While most farm groups support the legislation — some with provisos — the National Farmers Union (NFU) fears farmers’ traditional right to save seed is at risk. Not so, said Parker in an interview: “Again, that continued practice of farm-saved seed is completely permitted to happen with the legislative amendments.”

But former NFU president Terry Boehm notes the legislation refers to farm-saved seed as a “privilege” not a “right.” And according to Boehm it’s a “hollow privilege” because the new legislation prevents farmers from stocking seed.

“Stocking,” which means stockpiling seed for future sale, is different than “storing,” Parker said.

“There’s nothing in the act that would preclude the act of storing seed on farm to use in subsequent years (as seed by farmers),” he said.

From the Manitoba Co-operator website: Plant Breeders’ Rights (PBR) and Bill C-18


Under current legislation farm-saved seed is “implicit,” Parker said. But because breeders’ rights are being expanded beyond seed sales, the farmer’s ability to save seed needs to be “explicit” in the new law, he said.

Boehm also notes that the legislation allows the federal cabinet to limit the farmers’ privilege through regulation. “This is hardly what one would call enshrining a farmer’s right to use their own seed,” he wrote in an opinion piece.

Farm-saved seed is “not an absolute right,” Parker acknowledged, but added the legislation needs flexibility because 330 different crop kinds are covered.

“To say that the same thing will work in the cereal sector, as will work in the potato sector, as will work in the fruit tree sector is somewhat unreasonable,” he said.

No changes to the farmers’ privilege can be made without consulting farmers, Parker added.

According to the NFU, the new law would allow breeders to take draconian measures, such as freezing assets of those suspected of contravening breeders’ rights.

“We have not had, to date, any draconian measures under the PBR act and it’s not expected with these few provisions bringing it up to UPOV ’91 that there will be any draconian measures in terms of enforcement of Plant Breeders’ Rights,” Parker said.


Breeders’ rights have been in place since 1991 in Canada. When breaches occur, farmers are usually required to pay the royalties they owe, plus costs.

Under the new law a seed cleaner caught processing brown-bagged seed could be forced to compensate the breeder, Parker said.

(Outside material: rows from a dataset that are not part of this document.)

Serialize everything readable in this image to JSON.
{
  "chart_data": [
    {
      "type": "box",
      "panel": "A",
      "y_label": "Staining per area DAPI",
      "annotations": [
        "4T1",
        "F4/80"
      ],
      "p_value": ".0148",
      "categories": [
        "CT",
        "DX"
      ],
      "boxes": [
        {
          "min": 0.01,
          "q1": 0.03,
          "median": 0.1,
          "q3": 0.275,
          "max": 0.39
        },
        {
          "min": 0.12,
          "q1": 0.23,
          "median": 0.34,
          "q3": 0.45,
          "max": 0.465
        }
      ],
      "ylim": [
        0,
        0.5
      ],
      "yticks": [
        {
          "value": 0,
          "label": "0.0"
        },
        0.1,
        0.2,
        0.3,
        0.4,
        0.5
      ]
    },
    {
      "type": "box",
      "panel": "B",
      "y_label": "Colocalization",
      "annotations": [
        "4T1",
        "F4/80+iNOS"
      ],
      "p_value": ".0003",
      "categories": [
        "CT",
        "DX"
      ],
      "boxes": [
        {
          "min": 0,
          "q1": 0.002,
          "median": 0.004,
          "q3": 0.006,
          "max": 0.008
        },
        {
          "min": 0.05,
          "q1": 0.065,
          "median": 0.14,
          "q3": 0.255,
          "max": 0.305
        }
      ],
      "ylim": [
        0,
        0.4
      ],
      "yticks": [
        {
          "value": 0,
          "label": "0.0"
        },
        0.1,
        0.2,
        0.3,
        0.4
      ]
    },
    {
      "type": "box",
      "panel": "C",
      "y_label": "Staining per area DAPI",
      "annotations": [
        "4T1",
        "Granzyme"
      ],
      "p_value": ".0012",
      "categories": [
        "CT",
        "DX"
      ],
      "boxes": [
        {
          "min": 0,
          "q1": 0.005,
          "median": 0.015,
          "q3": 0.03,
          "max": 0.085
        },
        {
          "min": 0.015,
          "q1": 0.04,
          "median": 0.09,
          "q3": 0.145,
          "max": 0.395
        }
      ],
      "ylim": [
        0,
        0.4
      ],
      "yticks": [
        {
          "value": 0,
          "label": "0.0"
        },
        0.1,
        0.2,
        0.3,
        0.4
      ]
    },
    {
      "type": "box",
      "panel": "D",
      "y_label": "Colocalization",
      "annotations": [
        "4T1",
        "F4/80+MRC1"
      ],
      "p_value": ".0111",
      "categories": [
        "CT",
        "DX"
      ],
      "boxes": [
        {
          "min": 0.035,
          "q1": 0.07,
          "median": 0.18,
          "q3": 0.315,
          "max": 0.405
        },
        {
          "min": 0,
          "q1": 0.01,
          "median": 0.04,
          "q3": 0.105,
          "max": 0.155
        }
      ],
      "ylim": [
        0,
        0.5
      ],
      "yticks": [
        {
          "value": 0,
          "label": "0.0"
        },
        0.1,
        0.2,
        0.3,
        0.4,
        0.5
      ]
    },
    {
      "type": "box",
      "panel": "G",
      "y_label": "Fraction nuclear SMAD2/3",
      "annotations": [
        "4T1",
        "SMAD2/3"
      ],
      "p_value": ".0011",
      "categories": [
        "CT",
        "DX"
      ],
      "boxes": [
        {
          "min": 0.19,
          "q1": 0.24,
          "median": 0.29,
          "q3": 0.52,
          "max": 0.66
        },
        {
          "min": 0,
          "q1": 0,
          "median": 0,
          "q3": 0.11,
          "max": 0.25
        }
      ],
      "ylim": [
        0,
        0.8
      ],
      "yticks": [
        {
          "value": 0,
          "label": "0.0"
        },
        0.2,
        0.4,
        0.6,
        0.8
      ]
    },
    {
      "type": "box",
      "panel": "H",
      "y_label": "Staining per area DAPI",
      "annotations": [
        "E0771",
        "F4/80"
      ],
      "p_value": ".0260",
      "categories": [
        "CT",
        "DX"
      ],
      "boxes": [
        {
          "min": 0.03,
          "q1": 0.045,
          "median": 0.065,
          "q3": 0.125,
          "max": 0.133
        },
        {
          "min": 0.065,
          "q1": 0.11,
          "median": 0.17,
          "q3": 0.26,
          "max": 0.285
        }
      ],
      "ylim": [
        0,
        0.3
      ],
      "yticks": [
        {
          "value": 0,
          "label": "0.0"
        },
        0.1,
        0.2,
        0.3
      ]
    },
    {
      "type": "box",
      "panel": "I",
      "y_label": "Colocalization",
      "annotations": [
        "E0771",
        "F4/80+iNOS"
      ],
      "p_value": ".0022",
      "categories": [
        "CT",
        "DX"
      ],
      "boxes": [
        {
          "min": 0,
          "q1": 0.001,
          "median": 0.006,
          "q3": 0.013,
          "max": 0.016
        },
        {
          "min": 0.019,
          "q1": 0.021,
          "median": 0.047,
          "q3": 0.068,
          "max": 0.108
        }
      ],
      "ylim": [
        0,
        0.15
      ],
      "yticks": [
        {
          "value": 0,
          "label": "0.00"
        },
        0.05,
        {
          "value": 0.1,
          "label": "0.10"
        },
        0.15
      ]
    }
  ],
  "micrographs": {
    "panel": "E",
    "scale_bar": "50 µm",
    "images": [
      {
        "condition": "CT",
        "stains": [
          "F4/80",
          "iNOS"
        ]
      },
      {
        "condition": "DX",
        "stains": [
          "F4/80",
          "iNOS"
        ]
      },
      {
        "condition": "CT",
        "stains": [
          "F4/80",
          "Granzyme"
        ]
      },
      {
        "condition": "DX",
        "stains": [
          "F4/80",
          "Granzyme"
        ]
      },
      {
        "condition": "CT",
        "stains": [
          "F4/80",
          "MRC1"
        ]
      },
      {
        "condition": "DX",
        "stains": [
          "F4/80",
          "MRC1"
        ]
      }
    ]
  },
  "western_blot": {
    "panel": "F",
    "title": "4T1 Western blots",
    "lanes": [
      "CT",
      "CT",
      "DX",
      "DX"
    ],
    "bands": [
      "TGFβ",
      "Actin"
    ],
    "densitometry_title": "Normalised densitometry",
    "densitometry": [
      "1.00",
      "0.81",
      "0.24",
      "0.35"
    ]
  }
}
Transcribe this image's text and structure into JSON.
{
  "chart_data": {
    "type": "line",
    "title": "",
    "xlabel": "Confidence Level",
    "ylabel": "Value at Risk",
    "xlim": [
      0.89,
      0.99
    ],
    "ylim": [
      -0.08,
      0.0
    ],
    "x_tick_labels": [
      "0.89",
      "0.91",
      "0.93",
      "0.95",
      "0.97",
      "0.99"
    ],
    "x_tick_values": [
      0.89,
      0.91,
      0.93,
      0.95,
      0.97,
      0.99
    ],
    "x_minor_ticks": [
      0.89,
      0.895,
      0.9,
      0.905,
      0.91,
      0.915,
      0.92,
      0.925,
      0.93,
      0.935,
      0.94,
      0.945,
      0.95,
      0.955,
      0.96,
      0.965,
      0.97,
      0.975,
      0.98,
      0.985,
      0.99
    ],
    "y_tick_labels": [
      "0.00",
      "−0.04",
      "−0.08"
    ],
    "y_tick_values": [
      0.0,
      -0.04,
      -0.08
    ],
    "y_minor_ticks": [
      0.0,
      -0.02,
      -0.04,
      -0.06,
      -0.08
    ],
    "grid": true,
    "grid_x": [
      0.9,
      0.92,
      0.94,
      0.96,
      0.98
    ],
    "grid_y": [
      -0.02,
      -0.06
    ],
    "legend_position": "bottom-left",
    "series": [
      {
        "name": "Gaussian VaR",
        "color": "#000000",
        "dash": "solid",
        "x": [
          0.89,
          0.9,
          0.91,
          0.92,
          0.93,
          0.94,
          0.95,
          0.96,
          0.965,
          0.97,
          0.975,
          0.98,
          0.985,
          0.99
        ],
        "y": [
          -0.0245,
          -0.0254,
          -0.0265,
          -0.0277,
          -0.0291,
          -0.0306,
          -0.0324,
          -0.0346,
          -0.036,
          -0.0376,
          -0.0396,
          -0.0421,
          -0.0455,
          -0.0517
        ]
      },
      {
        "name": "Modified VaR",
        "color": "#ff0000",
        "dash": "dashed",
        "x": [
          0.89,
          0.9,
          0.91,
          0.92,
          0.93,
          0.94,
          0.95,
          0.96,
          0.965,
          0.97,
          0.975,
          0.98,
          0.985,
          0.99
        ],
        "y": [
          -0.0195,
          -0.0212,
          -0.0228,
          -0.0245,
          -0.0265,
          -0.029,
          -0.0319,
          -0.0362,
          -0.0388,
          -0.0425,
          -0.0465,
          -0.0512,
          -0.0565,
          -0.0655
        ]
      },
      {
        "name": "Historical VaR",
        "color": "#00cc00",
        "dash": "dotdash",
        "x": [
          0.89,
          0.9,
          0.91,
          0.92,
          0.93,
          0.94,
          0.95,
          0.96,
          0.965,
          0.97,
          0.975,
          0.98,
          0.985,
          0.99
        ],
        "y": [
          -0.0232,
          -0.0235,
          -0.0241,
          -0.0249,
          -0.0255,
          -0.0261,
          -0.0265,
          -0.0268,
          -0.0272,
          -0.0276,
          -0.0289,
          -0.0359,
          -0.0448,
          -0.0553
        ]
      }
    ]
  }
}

But seed cleaners can protect themselves by getting farmers to sign waivers.

“There are simple solutions,” he said. “I don’t think there needs to be any concern among those treating or conditioning seed.”

Protecting breeders allows them to get a return on investment, which encourages domestic and foreign breeders to provide improved varieties to Canadian farmers, he said.

“There’s this notion out there that this is a zero sum proposition — if breeders gain more rights then farmers must lose rights,” Parker said. “That is not the case. It is truly a win-win situation. Stronger breeders’ rights result in more farmer benefits.”